4. Find someone to do sprints with. Writing sprints whether they last thirty minutes or an hour have become my friend. I’m lucky to have friends in the RNA to join forces with, but I have also discovered The Writer’s Hour which follows Neil Gaiman’s idea of ‘do nothing or write’. You can hop on to zoom at predetermined times during the day for an hour of writing and accountability. It’s a friendly group and best of all, they start with a writing related quote to give you a kick in the right direction. Click here for more information. Maybe I’ll see you there.

5. Rewards for achieving small goals even a sticker or favourite hot chocolate are a great motivator. Books as rewards are even better.

5. Don’t fall into the guilt trap. It zaps creativity. Even a couple of words a day is a step closer to your goal. I find this hard to do because guilt and imposter syndrome seem to be my default thoughts when faced with an empty page or rough rough draft of a scene.

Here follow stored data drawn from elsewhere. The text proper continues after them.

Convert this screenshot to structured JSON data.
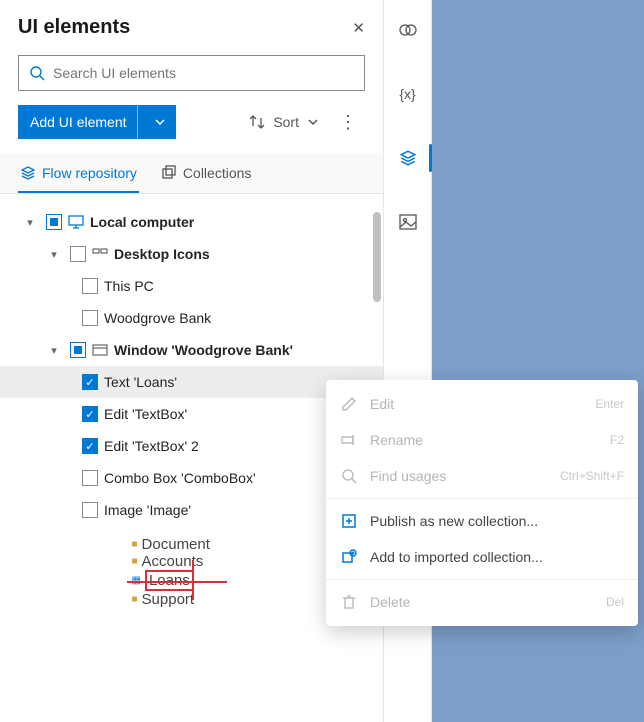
{
  "panel": {
    "title": "UI elements",
    "search_placeholder": "Search UI elements",
    "add_button": "Add UI element",
    "sort_label": "Sort"
  },
  "tabs": {
    "flow": "Flow repository",
    "collections": "Collections"
  },
  "tree": [
    {
      "id": "local",
      "label": "Local computer",
      "depth": 0,
      "bold": true,
      "expanded": true,
      "cbState": "partial",
      "icon": "monitor"
    },
    {
      "id": "desktop",
      "label": "Desktop Icons",
      "depth": 1,
      "bold": true,
      "expanded": true,
      "cbState": "none",
      "icon": "desktop"
    },
    {
      "id": "thispc",
      "label": "This PC",
      "depth": 2,
      "cbState": "none",
      "icon": "none"
    },
    {
      "id": "woodbank",
      "label": "Woodgrove Bank",
      "depth": 2,
      "cbState": "none",
      "icon": "none"
    },
    {
      "id": "winwb",
      "label": "Window 'Woodgrove Bank'",
      "depth": 1,
      "bold": true,
      "expanded": true,
      "cbState": "partial",
      "icon": "window"
    },
    {
      "id": "loans",
      "label": "Text 'Loans'",
      "depth": 3,
      "cbState": "checked",
      "selected": true
    },
    {
      "id": "tb1",
      "label": "Edit 'TextBox'",
      "depth": 3,
      "cbState": "checked"
    },
    {
      "id": "tb2",
      "label": "Edit 'TextBox' 2",
      "depth": 3,
      "cbState": "checked"
    },
    {
      "id": "combo",
      "label": "Combo Box 'ComboBox'",
      "depth": 3,
      "cbState": "none"
    },
    {
      "id": "img",
      "label": "Image 'Image'",
      "depth": 3,
      "cbState": "none"
    }
  ],
  "preview": {
    "lines": [
      "Document",
      "Accounts",
      "Loans",
      "Support"
    ]
  },
  "context_menu": [
    {
      "label": "Edit",
      "shortcut": "Enter",
      "icon": "edit",
      "disabled": true
    },
    {
      "label": "Rename",
      "shortcut": "F2",
      "icon": "rename",
      "disabled": true
    },
    {
      "label": "Find usages",
      "shortcut": "Ctrl+Shift+F",
      "icon": "find",
      "disabled": true
    },
    {
      "type": "sep"
    },
    {
      "label": "Publish as new collection...",
      "icon": "publish",
      "disabled": false
    },
    {
      "label": "Add to imported collection...",
      "icon": "addto",
      "disabled": false
    },
    {
      "type": "sep"
    },
    {
      "label": "Delete",
      "shortcut": "Del",
      "icon": "delete",
      "disabled": true
    }
  ]
}
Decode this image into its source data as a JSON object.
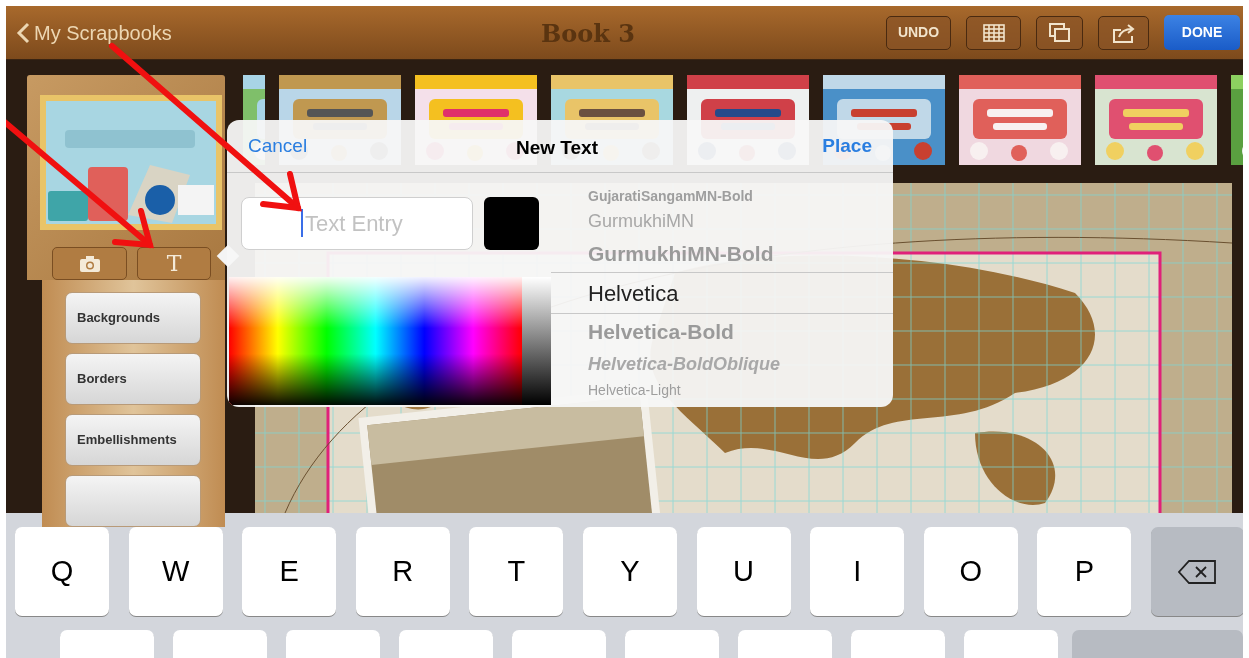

6. Just enjoy the writing progress and remember why you’re doing it. Writing isn’t just about word count. It involves so much more – thinking time to grasp the idea you want to focus on and let it brew while doing other things (okay this could be classed as procrastination but if the story and characters are strong enough the mind will be working in the background without you realising it) and plotting on post its, and research. Everything counts. And the variety of actions helps keep the spark and fun alive.

7. If it all grinds to a halt and target isn’t achieved, take what you have done and celebrate. It’s progress and still deserve a treat.

However you’re doing NaNoWriMo good luck, keep going and happy writing.